At the same time, he has also incurred Moscow’s anger, after he publicly revealed he’d criticized the Russian Orthodox Patriarch Kirill in a private video conference, telling him not to be “Putin’s altar boy.”

While Francis has been repeatedly invited to visit Ukraine, both immediately before the Russian invasion began and in the year since, the pope has been clear he would only undertake such a trip if he could visit both Kyiv and Moscow as an emissary of peace.

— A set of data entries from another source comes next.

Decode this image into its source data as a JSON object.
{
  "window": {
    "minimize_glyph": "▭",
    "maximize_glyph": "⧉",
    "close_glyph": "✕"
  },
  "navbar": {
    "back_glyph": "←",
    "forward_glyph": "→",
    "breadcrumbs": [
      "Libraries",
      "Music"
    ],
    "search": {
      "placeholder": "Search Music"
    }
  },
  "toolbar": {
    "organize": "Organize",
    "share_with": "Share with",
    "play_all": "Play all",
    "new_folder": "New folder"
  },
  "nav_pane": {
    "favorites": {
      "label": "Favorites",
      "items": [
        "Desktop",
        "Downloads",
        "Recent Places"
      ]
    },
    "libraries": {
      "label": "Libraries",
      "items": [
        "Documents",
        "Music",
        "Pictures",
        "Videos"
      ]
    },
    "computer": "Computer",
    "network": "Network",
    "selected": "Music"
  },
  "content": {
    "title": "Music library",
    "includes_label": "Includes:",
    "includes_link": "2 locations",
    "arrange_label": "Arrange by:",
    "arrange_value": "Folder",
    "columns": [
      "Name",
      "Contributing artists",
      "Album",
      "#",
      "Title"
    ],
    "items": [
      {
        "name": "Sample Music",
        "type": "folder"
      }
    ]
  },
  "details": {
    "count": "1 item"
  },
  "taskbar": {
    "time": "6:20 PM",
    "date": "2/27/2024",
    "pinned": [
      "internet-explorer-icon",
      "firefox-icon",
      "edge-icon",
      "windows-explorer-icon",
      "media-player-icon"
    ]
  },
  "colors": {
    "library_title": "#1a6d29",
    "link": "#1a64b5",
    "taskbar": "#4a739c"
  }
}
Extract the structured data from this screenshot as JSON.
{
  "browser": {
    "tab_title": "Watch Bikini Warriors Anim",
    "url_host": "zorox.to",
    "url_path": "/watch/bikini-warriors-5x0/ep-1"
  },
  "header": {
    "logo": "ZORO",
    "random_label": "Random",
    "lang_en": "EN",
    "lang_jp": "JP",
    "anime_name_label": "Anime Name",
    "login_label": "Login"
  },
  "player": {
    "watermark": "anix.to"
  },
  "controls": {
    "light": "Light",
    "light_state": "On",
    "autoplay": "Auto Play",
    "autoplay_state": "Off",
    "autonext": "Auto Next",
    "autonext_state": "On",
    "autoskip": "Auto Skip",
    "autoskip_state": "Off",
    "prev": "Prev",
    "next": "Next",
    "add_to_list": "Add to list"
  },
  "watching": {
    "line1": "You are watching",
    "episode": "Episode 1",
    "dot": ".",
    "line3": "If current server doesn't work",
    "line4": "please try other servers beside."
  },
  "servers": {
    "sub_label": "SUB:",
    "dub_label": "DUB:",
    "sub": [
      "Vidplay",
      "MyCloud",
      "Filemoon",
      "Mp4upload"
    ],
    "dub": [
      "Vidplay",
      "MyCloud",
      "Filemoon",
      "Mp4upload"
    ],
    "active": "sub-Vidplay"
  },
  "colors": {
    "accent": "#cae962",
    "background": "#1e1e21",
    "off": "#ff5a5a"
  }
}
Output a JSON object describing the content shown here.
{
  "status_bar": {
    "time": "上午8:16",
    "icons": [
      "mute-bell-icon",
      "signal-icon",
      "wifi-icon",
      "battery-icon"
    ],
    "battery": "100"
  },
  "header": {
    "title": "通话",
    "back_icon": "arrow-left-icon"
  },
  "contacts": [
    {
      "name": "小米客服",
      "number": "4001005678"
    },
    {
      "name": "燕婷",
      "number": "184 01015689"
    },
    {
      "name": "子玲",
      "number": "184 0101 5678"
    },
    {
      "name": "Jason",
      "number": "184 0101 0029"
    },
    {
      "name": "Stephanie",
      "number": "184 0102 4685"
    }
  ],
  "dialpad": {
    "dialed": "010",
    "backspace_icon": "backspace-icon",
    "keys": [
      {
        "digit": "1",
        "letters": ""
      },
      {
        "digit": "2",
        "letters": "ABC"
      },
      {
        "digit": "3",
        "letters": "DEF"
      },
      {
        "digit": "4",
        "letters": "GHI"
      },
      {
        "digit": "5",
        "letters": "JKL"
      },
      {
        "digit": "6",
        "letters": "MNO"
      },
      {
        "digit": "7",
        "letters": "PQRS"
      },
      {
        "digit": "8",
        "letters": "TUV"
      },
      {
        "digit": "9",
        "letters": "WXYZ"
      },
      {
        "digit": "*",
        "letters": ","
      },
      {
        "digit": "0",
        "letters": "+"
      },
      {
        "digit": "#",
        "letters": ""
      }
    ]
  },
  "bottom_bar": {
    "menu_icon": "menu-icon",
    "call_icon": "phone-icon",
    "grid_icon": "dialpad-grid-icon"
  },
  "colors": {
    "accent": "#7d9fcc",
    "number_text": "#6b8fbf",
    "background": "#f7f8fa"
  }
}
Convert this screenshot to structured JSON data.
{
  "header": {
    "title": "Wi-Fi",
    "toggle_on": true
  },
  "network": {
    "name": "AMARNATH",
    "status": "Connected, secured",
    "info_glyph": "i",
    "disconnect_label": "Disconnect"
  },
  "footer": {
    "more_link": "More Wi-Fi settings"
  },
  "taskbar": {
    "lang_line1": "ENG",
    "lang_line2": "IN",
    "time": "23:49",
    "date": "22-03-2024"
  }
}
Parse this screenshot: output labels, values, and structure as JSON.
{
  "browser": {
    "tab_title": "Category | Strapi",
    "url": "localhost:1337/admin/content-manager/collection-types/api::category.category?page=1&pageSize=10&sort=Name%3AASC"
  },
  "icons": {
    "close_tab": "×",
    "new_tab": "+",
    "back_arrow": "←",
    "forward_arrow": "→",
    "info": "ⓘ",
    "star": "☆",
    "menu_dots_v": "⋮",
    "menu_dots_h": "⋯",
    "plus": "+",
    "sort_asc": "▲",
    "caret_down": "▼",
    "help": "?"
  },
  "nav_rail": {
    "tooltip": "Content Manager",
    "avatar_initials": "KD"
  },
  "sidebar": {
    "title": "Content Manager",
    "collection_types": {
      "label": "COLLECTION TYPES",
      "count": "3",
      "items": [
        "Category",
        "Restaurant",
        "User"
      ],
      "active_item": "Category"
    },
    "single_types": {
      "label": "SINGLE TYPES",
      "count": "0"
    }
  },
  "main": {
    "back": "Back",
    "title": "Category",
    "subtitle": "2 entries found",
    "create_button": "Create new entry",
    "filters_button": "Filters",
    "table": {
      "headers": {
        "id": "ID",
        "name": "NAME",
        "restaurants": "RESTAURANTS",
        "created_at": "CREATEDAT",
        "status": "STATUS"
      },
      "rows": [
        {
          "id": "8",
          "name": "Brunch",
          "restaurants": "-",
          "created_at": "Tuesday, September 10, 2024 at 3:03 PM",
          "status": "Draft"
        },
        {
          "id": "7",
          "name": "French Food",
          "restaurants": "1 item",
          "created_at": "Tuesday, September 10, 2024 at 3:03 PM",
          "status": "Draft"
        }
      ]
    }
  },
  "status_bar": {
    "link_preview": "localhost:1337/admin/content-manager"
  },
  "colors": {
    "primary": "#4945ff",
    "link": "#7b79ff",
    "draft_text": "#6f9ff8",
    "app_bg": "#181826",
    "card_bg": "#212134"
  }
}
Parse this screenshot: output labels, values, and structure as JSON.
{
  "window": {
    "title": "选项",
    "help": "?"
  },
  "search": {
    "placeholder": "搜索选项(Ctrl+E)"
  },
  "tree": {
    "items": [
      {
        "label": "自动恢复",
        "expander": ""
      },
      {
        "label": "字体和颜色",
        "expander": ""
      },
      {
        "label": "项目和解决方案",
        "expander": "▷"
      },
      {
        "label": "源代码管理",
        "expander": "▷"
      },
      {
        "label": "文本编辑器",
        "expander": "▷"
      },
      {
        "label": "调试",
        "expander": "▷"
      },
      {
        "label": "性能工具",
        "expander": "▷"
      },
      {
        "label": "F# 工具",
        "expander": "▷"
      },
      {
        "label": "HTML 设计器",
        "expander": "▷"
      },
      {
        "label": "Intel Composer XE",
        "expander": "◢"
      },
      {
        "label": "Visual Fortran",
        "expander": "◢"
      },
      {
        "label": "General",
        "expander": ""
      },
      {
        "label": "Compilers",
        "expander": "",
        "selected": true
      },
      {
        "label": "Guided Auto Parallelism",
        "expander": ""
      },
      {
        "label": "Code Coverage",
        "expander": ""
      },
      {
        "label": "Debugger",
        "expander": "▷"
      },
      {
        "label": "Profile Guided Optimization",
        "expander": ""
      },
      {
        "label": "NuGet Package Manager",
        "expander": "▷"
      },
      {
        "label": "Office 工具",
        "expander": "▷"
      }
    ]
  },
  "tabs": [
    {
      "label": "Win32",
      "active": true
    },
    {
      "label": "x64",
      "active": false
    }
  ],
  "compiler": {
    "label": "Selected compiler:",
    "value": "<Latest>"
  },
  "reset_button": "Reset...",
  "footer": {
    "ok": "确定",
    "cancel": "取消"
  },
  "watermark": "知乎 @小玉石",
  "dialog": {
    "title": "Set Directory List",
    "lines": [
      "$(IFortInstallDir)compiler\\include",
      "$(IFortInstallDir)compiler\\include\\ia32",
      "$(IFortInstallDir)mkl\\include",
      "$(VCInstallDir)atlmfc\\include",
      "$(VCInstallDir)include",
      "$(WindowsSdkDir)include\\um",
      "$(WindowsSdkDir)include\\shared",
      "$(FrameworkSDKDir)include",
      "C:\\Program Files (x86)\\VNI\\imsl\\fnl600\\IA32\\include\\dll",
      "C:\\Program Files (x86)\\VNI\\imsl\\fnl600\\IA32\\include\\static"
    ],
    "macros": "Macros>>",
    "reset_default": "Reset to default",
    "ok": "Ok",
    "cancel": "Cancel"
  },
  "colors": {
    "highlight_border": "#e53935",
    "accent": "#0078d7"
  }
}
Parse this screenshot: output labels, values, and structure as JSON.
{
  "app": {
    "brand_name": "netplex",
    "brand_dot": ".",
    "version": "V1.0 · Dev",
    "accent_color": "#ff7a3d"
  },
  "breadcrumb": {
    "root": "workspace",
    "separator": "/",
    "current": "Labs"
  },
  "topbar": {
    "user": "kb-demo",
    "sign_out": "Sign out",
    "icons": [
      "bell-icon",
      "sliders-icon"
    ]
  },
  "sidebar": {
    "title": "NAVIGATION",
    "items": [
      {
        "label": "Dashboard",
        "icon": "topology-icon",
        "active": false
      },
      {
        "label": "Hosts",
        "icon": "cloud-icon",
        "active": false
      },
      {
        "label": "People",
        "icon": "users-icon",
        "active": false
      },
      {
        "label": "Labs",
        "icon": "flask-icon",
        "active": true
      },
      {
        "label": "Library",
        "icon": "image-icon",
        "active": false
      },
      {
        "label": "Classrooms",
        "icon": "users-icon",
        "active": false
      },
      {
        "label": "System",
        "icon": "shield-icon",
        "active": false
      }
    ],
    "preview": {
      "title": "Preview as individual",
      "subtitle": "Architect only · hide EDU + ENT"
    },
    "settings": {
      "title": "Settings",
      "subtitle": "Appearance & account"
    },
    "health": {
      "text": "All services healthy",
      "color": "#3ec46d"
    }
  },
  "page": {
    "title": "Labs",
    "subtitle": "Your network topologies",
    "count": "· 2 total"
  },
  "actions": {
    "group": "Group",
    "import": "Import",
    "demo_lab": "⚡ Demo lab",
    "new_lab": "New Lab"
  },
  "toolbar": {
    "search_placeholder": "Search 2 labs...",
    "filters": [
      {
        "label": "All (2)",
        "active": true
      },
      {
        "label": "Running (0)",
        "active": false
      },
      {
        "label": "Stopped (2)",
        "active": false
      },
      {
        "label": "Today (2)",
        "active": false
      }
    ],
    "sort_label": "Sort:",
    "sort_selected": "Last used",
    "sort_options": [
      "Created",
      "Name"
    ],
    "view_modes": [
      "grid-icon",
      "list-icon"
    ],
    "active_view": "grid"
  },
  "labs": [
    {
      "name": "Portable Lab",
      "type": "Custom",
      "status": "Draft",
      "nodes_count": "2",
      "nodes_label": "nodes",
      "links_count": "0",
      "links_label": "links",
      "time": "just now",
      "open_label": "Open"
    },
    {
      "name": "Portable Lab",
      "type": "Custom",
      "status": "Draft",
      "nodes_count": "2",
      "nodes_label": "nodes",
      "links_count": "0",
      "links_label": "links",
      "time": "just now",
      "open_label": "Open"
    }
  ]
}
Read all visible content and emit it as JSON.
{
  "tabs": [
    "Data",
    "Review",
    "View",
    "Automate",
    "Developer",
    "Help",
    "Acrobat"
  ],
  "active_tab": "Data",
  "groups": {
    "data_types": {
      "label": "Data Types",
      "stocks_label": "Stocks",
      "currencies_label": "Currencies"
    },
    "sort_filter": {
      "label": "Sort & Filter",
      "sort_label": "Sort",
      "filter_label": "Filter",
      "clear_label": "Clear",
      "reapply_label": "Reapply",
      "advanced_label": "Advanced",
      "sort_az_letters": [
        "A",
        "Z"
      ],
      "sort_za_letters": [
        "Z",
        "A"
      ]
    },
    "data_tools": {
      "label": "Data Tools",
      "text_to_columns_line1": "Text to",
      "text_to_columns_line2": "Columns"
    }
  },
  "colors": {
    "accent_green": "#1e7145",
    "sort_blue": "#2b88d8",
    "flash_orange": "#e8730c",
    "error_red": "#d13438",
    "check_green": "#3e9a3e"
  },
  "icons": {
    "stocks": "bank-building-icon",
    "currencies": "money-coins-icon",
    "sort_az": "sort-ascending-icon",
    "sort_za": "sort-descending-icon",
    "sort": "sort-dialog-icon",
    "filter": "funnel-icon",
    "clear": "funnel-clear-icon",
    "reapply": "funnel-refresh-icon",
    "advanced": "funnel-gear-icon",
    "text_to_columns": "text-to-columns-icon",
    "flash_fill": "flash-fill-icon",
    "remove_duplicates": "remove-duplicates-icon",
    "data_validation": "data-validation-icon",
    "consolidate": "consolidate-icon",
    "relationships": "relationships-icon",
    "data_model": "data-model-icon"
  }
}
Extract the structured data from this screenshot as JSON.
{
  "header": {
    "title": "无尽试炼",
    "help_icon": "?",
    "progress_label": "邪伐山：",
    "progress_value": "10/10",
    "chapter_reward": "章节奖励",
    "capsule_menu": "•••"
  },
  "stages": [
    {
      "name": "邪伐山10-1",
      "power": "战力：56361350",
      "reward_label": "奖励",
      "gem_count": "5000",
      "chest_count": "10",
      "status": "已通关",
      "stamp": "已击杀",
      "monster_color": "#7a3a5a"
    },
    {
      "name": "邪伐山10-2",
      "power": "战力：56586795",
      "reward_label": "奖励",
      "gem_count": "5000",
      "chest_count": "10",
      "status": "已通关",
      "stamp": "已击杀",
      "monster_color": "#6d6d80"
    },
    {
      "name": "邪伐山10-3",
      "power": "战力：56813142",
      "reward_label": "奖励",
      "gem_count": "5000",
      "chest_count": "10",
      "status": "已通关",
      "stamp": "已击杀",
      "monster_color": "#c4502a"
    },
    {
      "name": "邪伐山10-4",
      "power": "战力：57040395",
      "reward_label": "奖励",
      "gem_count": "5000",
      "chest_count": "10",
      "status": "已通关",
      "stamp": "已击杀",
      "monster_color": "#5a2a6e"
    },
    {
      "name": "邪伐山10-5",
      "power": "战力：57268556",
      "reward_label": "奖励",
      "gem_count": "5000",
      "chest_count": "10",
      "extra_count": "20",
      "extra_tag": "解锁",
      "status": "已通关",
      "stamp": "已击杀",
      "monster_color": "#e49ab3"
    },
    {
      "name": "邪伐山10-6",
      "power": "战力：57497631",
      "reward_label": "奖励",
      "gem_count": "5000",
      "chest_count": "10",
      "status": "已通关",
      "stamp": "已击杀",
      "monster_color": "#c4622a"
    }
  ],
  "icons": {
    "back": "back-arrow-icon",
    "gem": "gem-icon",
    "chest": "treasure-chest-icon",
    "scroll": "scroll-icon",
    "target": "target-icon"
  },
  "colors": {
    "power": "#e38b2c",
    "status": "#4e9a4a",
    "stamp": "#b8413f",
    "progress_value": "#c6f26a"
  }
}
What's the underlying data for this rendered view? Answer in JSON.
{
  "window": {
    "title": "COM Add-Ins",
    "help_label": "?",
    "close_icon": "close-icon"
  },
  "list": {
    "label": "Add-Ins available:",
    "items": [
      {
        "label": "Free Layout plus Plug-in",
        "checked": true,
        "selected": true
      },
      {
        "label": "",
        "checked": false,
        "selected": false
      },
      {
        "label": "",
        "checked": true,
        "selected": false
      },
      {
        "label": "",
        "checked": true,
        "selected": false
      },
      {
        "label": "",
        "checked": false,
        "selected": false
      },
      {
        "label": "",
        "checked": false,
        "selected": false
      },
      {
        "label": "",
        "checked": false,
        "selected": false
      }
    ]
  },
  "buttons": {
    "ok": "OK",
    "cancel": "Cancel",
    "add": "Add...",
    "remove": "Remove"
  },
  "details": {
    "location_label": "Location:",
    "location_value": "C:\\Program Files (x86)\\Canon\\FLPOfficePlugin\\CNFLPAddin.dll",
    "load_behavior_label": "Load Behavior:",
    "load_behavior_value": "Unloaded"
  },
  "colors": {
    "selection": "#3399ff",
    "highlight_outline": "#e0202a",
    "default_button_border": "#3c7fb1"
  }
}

In October last year, Francis reiterated his willingness to be a broker for a cease fire, using his weekly Angelus address to make a “confident appeal to the President of Ukraine to be open to serious proposals for peace,” while stating that his “appeal is addressed first and foremost to the President of the Russian Federation, imploring him to stop this spiral of violence and death, also for the sake of his own people.”

While striking an increasingly bullish tone on the rights and wrongs of the conflict, calling the Russian invasion “senseless, repugnant and sacrilegious,” and speaking of “the savage actions, the monstrosities” committed by Russian troops, Francis has also said that “it is a mistake to think that this is a cowboy movie where there are good guys and bad guys.”